An Alabama man will spend nine years behind bars for possessing child pornography in his Mississippi home.
Court documents reveal that Walton Stephen Vaughan, 67, was in possession of hundreds of visual depictions of minors engaging in sexually explicit conduct when FBI agents and local law enforcement personnel executed a search warrant at his residence in Lucedale.
Vaughan was indicted by a federal grand jury and pled guilty on February 23. He is sentenced to nine years in federal prison, followed by 20 years of supervised release.
In addition to his term of imprisonment, Vaughan is ordered to pay restitution to victims totaling $29,500, and a $3,000 assessment under the Amy, Vicky, and Andy Child Pornography Victim Assistance Act of 2018. He is also ordered to register as a sex offender.

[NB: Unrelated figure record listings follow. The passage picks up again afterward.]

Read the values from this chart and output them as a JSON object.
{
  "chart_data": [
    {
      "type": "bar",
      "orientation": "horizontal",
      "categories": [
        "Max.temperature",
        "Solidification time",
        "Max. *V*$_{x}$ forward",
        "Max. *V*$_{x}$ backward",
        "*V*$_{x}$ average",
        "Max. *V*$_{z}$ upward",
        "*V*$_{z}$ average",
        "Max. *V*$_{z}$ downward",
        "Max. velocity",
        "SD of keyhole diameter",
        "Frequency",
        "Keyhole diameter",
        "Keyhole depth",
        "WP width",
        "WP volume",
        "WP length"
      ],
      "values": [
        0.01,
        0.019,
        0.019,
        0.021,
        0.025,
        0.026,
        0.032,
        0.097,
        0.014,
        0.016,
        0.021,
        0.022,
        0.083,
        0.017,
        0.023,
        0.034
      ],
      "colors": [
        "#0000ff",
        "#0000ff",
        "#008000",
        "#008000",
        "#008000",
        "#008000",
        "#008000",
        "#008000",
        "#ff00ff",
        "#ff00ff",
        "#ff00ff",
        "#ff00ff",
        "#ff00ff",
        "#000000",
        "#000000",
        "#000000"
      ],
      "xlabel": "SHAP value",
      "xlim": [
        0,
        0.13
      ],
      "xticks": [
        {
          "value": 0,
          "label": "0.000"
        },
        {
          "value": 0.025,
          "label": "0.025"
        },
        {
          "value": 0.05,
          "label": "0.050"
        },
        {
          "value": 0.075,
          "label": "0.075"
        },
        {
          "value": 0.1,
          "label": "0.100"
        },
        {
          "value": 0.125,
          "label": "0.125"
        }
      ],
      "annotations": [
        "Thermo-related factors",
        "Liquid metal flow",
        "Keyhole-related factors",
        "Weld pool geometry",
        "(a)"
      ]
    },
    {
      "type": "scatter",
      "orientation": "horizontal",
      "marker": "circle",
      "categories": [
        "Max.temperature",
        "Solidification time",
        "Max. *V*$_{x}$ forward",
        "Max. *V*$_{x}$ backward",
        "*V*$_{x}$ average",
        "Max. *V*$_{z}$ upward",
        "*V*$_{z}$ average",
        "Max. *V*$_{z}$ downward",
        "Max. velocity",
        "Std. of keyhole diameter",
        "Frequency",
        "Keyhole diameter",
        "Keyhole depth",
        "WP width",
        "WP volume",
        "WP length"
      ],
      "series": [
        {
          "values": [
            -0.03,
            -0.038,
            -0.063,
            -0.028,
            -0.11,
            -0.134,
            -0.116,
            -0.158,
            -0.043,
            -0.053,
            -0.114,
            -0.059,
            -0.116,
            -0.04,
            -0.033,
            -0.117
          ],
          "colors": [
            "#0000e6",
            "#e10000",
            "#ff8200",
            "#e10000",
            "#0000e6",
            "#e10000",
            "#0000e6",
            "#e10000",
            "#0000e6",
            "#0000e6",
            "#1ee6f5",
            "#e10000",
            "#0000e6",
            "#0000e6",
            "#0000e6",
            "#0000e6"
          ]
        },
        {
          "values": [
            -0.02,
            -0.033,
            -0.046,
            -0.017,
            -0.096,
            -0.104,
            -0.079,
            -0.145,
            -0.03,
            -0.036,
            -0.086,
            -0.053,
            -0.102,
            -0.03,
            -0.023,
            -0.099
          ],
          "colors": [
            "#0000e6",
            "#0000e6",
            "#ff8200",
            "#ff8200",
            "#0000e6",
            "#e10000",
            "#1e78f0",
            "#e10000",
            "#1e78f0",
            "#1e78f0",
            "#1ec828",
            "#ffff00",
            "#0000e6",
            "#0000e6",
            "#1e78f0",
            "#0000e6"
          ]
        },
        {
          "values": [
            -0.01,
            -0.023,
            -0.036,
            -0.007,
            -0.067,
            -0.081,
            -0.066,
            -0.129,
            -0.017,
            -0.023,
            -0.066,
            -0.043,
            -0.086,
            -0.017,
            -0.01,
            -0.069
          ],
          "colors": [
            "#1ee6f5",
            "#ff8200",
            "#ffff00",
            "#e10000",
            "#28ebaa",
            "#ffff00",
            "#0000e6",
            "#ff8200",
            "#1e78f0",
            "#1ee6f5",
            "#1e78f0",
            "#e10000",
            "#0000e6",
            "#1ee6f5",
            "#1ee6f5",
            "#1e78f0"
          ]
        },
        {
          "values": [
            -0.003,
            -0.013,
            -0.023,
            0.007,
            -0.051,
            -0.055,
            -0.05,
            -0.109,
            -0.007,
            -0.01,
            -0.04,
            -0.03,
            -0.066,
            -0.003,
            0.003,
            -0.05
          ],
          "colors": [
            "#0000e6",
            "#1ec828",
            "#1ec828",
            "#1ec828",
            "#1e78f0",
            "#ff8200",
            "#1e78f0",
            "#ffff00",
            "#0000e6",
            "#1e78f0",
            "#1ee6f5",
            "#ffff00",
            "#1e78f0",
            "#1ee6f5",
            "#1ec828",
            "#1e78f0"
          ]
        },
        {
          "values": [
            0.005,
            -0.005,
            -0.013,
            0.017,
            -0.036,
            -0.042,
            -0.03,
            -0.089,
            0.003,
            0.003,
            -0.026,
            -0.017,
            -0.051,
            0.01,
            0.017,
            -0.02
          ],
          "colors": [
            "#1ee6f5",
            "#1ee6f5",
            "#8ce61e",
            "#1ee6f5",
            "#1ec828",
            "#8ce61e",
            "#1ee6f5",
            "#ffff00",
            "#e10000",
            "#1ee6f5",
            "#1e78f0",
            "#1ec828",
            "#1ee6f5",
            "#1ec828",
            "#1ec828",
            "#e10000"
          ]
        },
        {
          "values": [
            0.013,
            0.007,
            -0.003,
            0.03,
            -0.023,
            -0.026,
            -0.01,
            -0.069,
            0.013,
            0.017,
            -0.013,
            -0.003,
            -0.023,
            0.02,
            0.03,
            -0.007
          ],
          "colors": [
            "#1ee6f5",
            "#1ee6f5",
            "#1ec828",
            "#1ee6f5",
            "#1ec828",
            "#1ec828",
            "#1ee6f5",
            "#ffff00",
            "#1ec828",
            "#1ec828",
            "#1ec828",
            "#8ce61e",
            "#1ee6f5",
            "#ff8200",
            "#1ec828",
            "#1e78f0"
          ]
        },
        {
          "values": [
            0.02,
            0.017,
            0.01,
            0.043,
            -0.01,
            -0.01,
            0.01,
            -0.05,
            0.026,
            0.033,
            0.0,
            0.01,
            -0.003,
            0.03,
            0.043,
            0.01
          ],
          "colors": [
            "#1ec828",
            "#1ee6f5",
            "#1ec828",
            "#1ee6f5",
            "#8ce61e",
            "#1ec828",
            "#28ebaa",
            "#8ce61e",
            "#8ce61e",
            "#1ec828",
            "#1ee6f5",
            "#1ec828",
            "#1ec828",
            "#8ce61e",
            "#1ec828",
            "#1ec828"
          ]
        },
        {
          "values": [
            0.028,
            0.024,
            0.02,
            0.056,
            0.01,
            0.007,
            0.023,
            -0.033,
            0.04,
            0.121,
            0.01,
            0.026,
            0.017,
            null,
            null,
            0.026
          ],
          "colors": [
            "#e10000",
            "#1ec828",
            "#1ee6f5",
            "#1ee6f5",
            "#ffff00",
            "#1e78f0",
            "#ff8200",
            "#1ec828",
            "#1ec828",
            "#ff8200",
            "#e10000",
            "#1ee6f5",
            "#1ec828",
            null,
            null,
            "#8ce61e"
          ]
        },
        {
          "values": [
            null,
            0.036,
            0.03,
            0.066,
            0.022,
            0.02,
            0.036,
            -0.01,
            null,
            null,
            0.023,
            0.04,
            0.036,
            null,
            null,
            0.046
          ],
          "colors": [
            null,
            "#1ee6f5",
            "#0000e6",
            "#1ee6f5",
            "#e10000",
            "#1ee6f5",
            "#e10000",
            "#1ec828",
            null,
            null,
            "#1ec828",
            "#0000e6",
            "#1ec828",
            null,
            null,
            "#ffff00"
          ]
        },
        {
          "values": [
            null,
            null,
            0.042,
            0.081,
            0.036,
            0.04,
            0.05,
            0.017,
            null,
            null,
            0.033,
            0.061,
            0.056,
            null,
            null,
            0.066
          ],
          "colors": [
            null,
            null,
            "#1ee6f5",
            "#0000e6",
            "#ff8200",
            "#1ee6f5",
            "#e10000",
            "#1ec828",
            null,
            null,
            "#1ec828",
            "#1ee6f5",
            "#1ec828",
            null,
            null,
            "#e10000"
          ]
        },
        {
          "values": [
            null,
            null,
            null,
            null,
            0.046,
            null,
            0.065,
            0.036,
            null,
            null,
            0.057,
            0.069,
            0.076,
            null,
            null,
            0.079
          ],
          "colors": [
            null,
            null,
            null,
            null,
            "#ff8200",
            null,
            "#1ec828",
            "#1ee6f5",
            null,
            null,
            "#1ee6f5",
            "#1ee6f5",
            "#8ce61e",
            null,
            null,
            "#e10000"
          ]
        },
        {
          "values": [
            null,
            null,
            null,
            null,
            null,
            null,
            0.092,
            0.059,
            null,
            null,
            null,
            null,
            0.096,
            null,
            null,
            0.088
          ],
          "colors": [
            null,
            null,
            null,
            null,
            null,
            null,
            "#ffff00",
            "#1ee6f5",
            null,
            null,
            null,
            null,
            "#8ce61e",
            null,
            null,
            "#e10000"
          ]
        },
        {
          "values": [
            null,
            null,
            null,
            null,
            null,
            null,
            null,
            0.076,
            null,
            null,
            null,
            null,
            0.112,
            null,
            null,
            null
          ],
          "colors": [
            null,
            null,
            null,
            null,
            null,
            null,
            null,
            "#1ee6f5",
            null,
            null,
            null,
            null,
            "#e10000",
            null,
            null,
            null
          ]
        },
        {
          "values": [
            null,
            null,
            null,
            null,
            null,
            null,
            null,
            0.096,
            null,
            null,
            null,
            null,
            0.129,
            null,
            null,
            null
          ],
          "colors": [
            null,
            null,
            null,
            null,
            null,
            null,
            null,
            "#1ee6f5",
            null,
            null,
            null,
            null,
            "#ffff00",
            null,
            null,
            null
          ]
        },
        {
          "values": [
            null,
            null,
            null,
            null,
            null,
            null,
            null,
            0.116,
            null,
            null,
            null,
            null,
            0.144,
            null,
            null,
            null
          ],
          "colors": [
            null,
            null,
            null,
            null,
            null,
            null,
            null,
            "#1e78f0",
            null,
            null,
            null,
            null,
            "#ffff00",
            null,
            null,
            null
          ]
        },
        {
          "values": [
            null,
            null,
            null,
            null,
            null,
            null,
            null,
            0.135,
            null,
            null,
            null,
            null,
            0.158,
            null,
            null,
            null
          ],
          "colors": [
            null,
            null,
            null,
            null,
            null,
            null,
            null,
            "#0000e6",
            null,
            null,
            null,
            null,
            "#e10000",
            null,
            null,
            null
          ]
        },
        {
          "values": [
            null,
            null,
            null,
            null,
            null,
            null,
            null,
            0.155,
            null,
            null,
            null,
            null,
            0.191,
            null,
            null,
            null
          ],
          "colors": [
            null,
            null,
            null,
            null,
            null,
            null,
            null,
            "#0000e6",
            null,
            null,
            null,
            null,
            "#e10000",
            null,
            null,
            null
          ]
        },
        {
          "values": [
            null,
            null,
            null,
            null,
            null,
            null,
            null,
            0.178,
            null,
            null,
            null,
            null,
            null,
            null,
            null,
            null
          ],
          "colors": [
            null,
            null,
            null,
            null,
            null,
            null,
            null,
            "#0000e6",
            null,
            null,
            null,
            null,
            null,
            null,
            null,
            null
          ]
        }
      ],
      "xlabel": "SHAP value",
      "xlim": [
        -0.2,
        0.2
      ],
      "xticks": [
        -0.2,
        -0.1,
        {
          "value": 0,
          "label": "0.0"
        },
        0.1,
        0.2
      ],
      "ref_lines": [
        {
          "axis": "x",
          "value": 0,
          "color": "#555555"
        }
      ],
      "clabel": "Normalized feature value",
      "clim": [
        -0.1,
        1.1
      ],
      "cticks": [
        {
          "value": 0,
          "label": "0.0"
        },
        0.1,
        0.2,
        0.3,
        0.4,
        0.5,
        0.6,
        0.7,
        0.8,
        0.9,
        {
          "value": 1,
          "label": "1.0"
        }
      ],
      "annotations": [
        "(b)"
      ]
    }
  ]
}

The case was investigated by the FBI in Mobile, Ala. with assistance from the FBI in Mississippi. Assistant U.S. Attorney Andrea Jones prosecuted the case.
This case was brought as part of Project Safe Childhood, a nationwide initiative to combat the growing epidemic of child sexual exploitation and abuse launched in May 2006 by the Department of Justice.
Led by U.S. Attorneys’ Offices and the Criminal Division’s Child Exploitation and Obscenity Section (CEOS), Project Safe Childhood marshals federal, state, and local resources to better locate, apprehend and prosecute individuals who exploit children via the Internet as well as to identify and rescue victims.